Il prétend trouver dans la physique quantique une confirmation de ses dires. Sa “co-émergence” m’a en tout cas fait penser à la “co-naissance” Claudélienne. Le mot semble pareillement construit, c’est intéressant. Mais je voyais plutôt dans cette intéraction de l’univers une analogie - fut-elle lointaine - de la Trinité créatrice.
Merci d’avance
Effectivement, Matthieu Ricard a une certaine tendance à confondre les plans. Nombre de ses argumentations partent de prémisses faussés. Pas de doute pour lui : s’il y a création il y a changement. Et très souvent lorsqu’il parle de causalité, il se réfère à Kant. Dans le livre dont je vous parle, il se réfère à Thomas d’Aquin, mais s’il l’avait vraiment lu il aurait dû être plus prudent dans ses affirmations.
Mais croyez-vous que l’interdépendance des phénomènes permette de justifier (d’un point de vue simplement intellectuel)la suffisance ontologique de notre univers ?
Non bien sûr : l’interdépendance explique seulement les transformations intra-mondaine. Cette explication en termes de causes efficientes antérieures et de même nature que les effets produits – qui caractérise la science – n’effleure même pas la question de la causalité ontologique.

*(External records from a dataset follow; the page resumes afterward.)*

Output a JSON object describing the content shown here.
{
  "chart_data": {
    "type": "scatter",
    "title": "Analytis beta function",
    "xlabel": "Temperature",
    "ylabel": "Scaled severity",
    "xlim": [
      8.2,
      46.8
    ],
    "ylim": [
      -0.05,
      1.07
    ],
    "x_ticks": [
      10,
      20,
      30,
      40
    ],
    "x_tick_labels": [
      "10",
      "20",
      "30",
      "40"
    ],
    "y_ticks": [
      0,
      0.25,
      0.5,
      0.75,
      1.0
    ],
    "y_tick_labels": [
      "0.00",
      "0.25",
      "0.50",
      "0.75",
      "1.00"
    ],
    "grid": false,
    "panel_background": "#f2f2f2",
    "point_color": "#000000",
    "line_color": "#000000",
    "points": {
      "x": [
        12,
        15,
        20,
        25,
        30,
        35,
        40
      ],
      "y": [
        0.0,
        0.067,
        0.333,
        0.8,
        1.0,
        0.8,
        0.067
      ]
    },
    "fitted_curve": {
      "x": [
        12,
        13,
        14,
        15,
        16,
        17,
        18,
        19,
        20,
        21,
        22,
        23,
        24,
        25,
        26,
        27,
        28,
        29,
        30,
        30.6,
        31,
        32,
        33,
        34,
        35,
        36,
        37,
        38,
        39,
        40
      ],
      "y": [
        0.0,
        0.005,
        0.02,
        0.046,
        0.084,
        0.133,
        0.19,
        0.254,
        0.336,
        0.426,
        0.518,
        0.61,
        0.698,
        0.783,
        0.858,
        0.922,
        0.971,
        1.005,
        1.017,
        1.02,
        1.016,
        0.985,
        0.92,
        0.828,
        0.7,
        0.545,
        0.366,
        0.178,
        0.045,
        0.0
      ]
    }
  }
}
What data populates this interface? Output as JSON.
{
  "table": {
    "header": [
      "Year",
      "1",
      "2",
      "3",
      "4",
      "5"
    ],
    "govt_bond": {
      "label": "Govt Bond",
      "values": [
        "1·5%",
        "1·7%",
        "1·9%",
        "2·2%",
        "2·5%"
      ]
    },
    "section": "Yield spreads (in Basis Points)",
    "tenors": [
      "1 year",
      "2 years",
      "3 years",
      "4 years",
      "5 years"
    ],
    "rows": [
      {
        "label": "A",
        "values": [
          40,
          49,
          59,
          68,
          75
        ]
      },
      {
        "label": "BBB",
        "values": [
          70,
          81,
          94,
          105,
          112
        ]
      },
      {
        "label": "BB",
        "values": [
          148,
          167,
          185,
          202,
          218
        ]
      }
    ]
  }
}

Il est vrai que sur l’horizon émanationniste choisit par M. Ricard, la question ontologique ne se pose pas puisque les phénomènes physiques sont considérés comme subsistants. Mais l’option panthéiste n’appartient pas à la physique : il s’agit d’un a priori philosophique sur l’horizon duquel M. Ricard réinterprète les résultats de la physique, afin de s’en servir dans une argumentation qui n’appartient plus au domaine scientifique. Ce genre de transgression épistémologique est hélas courant sous sa plume.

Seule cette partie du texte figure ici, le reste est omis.